Théâtre
Clovis Cornillac, dans les cordes parfaites de La Contrebasse

Clovis Cornillac, dans les cordes parfaites de La Contrebasse

29 janvier 2014 | PAR Jean-Christophe Mary

Clovis Cornillac se lance un nouveau défi : reprendre le rôle brillamment interprété par Jacques Villeret. Dans La contrebasse » de Patrick Süskind l’auteur du « Parfum », l’acteur entreprend un monologue avec le public autour de cet instrument, le plus puissant de l’orchestre, le plus encombrant aussi. Un pari réussi.

[rating=4]

Pas évident de reprendre un tel rôle si justement incarné durant sept ans par Jacques Villeret. Et pourtant Clovis Cornillac réussit là un vrai tour de force dans cette comédie à la fois tragique et drôle qui laisse transparaître les frustrations et les rancœurs du musicien et de l’homme. On y découvre le travail d’acteur d’un Clovis Cornillac une gestuelle précise et étonnante.

Le contrebassiste se prépare pour la représentation et l’homme bascule dans une folie et de haine peu ordinaire à travers une succession de mélodrames et de situations souvent drôles. Il faut dire que le texte ciselé au millimètre, vous porte sans temps mort de bout en bout. L’histoire de ce contrebassiste fonctionnaire d’un grand orchestre philarmonique, célibataire à 40 ans qui a raté sa vie sombrant peu à peu dans la folie, provoquant son suicide social, maintient la tension de bout en bout. L’attention portée au décor bleu nuit à tiroir d’où le musicien sort tour à tour ses costumes, disques et partitions, est une vraie trouvaille. La mise en scène sobre et le montage serré vont aussi dans ce sens. C’est joué avec une telle précision et un tel sens de l’autodérision, on ne peut être qu’ émus et parfois en rire aux éclats. Le monologue est savoureux et les mots fusent à la vitesse de la lumière.
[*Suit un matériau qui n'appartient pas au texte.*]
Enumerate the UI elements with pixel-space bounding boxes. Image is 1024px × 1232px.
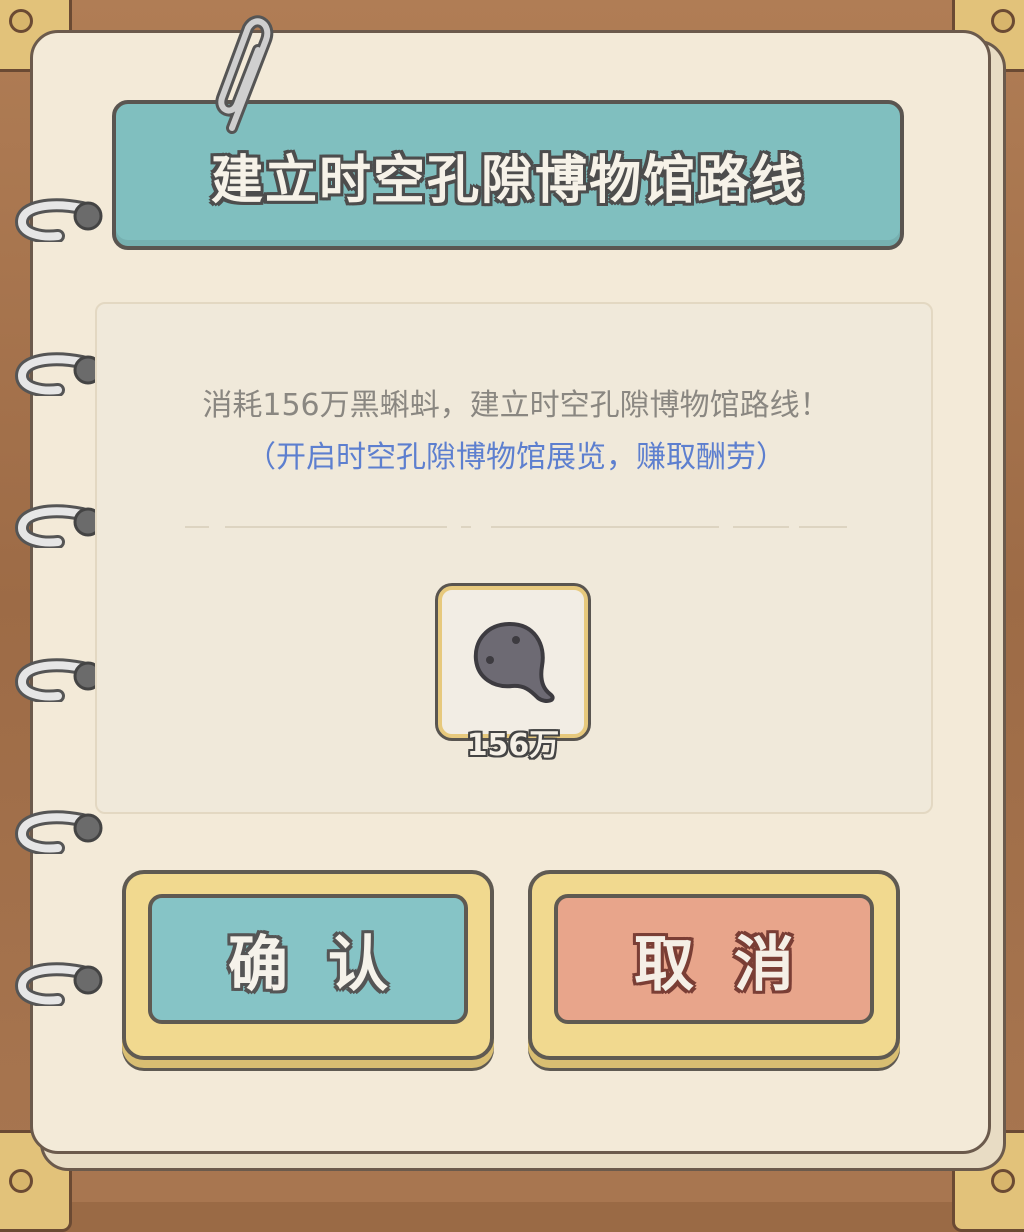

Certaines scènes où le comédien avale bière sur bière, coupe carottes, poireaux en faisant parallèle entre musique classique et nazisme, parodie la démarche de l’éléphant du Carnaval des animaux de Camille St Saens où le passage où il mime l’inceste avec sa mère sont de vraies réussites, de vraies bouffées d’oxygène dans cette chute qui vire à la folie. Pantalon gris, chemise à carreaux et gilet, le jeu de Clovis Cornillac est une merveille de précision, le comédien n’hésitant pas à appuyer les passages drôles, quitte à entrer parfois dans le registre du sur-jeu.

Courez-y, durant une heure trente vous passez de l’émotion au rire, et vous aurez du mal à reprendre votre souffle.